“I don’t know, Parker,” said Merriwell, laughing. “That depends on you, you know. I didn’t start the trouble between us, and I’m sorry that there had to be any. It was you who tried to spoil Jim Phillips’ record and cause Yale to enter the series with Harvard in a crippled condition. I’ll let you alone as long as you give me no cause to interfere with you. But if you make a move that seems to be unfair or is intended to hurt any of my friends, I will use the confession you signed. That is still in my possession, you know, and it will be enough to cause your expulsion from Yale if I give the word.”

“You forced it out of me,” said Parker. “I don’t think that a confession extracted in that way is any good.”

“Possibly not, if there’s no other evidence,” said Dick cheerfully. “And there’s plenty in this case, you see. Carpenter confessed his part, and Shesgren, as you know, refused to be your tool as soon as he found out what you were doing. Now, there’s another matter. You know something of what happened to Phillips in Boston. Just how much you do know I don’t pretend to say, and I’m not going to ask you, either. But I’m going to warn you to be careful. We are on the lookout; and if you are concerned in anything more of this sort, the evidence of your first plot will go to the dean at once. You know what would happen after that.”

“I’m not admitting anything to you,” said Parker, as insultingly as he could. “But I’m not afraid of you. I’m going to keep my hands out of your affairs altogether. And if you don’t want me to report for football practice in September, all you’ve got to do is to say so.”

“I do want you to play football, of course,” said Dick, “provided that you are willing to behave yourself. I don’t know much about you, Parker, except for the episode of the registered letter. Put yourself in my place. If that was all you knew about another man, you would be likely to distrust him, wouldn’t you, and would want to feel sure that he was powerless to injure you? That’s my only feeling. I don’t bear any ill will. I’m perfectly willing to let the past go, and to consider only the present and the future.

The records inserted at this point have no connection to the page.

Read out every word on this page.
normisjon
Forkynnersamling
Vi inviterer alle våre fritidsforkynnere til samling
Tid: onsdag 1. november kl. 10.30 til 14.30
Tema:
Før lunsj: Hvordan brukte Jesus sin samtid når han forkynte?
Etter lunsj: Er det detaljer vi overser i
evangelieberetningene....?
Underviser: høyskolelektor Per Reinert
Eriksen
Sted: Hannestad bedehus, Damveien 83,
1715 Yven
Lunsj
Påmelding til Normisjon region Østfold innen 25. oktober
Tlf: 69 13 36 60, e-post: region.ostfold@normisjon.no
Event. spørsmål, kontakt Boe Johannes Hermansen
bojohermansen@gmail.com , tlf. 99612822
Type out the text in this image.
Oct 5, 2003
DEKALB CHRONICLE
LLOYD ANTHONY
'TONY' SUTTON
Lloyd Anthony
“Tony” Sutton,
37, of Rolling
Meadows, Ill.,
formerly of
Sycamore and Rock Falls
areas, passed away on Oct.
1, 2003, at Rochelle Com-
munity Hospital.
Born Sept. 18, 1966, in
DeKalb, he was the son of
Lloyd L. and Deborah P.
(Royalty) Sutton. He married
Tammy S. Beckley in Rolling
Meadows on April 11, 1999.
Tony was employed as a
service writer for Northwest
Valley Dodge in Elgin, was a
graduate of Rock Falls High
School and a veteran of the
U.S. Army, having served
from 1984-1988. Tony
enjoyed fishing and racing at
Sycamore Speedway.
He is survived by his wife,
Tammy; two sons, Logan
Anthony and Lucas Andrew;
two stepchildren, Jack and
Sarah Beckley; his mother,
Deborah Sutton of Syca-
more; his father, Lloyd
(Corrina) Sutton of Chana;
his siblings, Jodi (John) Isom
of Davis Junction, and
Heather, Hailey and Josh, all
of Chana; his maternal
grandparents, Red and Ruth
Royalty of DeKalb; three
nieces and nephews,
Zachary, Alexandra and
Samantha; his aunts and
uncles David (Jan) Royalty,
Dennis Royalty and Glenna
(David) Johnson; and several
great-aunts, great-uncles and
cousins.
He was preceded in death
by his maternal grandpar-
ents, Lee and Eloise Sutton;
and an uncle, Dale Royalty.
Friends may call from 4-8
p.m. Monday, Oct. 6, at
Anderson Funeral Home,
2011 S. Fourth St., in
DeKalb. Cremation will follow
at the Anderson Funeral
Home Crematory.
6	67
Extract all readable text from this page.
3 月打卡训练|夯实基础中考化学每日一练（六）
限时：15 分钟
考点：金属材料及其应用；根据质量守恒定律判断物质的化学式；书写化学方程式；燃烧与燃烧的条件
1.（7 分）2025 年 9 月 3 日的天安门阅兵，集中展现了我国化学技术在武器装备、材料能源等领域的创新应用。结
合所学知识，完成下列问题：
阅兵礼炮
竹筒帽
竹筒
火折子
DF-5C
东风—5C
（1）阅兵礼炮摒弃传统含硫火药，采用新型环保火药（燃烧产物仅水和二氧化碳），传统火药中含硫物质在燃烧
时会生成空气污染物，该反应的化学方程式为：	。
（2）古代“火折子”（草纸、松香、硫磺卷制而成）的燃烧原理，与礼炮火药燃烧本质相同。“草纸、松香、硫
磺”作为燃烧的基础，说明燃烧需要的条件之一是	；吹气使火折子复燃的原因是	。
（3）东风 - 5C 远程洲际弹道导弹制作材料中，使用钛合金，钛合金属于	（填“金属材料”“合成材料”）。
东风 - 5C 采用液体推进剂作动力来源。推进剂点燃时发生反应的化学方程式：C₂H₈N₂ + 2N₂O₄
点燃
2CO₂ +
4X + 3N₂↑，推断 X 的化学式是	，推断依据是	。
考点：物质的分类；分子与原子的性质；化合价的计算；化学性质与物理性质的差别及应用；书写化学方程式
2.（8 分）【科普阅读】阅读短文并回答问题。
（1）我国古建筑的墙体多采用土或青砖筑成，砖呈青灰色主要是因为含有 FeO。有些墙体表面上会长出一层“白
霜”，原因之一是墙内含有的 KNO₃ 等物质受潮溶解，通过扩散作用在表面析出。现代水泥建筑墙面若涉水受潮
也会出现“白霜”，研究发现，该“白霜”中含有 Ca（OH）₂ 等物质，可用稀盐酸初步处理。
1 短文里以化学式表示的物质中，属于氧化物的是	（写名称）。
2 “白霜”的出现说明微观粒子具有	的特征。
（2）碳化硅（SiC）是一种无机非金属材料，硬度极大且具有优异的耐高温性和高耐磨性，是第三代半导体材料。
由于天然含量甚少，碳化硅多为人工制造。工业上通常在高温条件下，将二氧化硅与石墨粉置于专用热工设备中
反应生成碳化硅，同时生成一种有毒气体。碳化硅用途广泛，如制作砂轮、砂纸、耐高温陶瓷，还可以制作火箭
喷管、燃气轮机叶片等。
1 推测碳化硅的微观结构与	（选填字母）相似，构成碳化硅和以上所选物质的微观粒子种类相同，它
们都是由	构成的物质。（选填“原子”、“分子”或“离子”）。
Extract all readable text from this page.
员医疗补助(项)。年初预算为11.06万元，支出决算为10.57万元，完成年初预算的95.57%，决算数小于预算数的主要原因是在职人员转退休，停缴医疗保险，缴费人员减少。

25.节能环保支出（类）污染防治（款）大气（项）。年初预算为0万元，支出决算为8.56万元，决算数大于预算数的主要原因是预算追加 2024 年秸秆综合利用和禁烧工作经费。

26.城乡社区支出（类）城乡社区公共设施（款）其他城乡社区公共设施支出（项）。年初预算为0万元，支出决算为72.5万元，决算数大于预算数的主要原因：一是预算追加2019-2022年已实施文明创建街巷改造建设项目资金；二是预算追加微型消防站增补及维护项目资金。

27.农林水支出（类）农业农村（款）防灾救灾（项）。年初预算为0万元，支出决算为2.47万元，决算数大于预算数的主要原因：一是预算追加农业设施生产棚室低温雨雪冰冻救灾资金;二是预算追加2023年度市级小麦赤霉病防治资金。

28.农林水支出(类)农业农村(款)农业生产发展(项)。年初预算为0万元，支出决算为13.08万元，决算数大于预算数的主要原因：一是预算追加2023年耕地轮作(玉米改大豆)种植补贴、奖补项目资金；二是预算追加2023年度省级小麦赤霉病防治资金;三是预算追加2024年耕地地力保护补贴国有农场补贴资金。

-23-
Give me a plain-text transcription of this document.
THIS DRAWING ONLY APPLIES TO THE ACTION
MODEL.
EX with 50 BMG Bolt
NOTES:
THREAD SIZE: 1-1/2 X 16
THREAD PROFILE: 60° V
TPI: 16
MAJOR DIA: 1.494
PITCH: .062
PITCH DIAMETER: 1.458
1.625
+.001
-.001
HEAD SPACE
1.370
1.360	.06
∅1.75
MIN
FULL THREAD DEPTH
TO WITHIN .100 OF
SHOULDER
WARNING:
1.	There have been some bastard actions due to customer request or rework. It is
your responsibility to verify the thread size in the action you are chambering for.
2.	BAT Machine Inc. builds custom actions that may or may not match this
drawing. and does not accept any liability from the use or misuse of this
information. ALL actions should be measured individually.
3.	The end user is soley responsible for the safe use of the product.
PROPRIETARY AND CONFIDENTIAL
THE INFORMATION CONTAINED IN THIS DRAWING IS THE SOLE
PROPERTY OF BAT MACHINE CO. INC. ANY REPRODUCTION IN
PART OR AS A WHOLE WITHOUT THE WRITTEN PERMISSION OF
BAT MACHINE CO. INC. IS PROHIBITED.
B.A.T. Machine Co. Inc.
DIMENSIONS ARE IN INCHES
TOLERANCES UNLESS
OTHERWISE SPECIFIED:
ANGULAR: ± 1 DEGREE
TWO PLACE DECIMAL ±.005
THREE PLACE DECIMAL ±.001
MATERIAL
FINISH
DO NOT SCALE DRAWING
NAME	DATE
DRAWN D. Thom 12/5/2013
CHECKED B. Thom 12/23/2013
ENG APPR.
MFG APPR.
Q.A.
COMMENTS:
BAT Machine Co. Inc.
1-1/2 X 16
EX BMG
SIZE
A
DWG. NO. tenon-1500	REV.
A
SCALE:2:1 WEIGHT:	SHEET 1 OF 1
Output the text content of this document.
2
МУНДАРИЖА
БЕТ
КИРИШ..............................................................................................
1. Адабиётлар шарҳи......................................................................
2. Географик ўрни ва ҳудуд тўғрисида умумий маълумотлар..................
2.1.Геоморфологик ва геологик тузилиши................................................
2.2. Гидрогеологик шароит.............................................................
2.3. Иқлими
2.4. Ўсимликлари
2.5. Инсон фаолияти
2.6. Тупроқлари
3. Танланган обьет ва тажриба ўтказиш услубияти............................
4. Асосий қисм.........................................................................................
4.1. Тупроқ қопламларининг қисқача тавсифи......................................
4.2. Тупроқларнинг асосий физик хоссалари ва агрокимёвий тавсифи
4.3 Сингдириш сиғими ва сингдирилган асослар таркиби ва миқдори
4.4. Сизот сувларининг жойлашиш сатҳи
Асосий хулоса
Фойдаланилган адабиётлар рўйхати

“You’re a man who can do a whole lot for Yale if you will sink your personal ambitions and make up your mind to work for the old college. I would rather have you with me than against me. Why don’t you cut loose from the old ways and try a new deal?”

Parker was surprised at the apparent willingness of Dick Merriwell—whom he regarded as his personal enemy—to be friendly. But he was self-willed and obstinate, and it was very hard for him to get rid of a prejudice once formed in his mind.

“That sounds very fine,” he said, sneering. “But I might as well tell you that I don’t take much stock in it. I’ll look out for myself. If you don’t like the way I do things, you can do the other thing. And if the football team can get along without me, I can certainly get along without the football team.”

He got up abruptly, and took himself off. But he was thinking hard as he went.

“Curse him!” he said, to himself, scowling. “I’ll never be safe as long as he has that confession of mine. I’ll have to tell Foote about that, so that he can work out some scheme for getting it away from him—the sneak! He’d use that now, and ruin me, if anything happened, whether he could prove that I was mixed up in it or not.”